Platonov werd beïnvloed door de filosoof Fjodorov, die schreef over een zich ontwikkelend kosmologisch bewustzijn. Uit het verhaal ‘Satan van het denken’:

’s Nachts groeide in de jongen een ziel en broeiden diepe, slaperige krachten die ooit zouden exploderen om de wereld opnieuw te scheppen. In hem bloeide een ziel, zoals in ieder kind; de donkere, onstuitbare en hartstochtelijke krachten van de wereld stroomden in hem en werden tot mens; het wonder in een kind, waar iedere moeder dagelijks van geniet.
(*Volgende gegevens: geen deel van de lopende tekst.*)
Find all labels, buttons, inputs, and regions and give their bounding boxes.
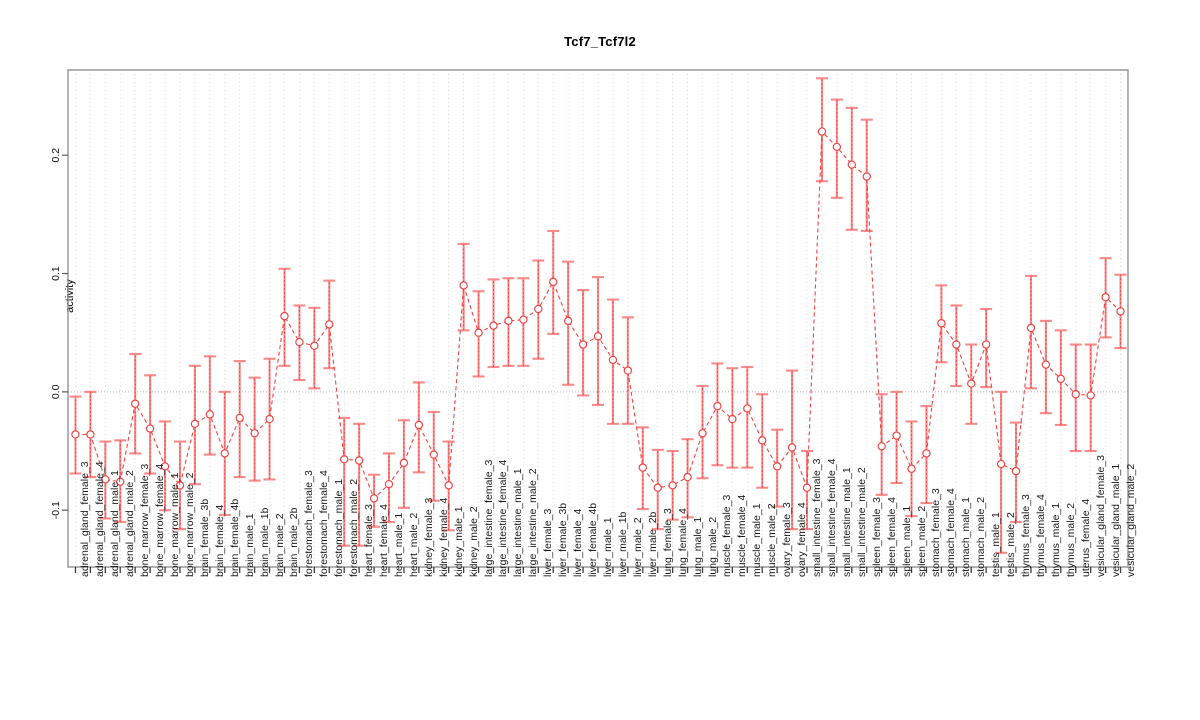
chart-title: Tcf7_Tcf7l2 xyxy=(564,34,636,49)
svg-text:-0.1: -0.1 xyxy=(50,501,62,519)
data-points xyxy=(71,127,1125,503)
x-axis-ticks xyxy=(74,567,1122,573)
svg-text:0.0: 0.0 xyxy=(50,384,62,399)
error-bars xyxy=(69,77,1127,554)
y-axis-ticks: -0.1 0.0 0.1 0.2 xyxy=(50,148,68,519)
svg-text:0.2: 0.2 xyxy=(50,148,62,163)
svg-text:0.1: 0.1 xyxy=(50,266,62,281)
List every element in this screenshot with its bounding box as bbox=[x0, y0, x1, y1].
Een moeder redt de wereld, omdat zij er een mens van maakt.

In het laatste , ontroerende verhaal, ‘De terugkeer’, komt een man, Ivanov, uit de burgeroorlog. Op weg naar huis met een onvermijdelijk treinoponthoud, ontmoet hij een jongere vrouw, die ook op weg is naar haar oude plek. Ze raken in gesprek en meer.

Twee dagen later trok Ivanov verder, naar zijn eigen woonplaats. Masja deed hem uitgeleide op het station. Ivanov kuste haar geroutineerd en beloofde vriendelijk haar beeld eeuwig in zijn herinnering te bewaren.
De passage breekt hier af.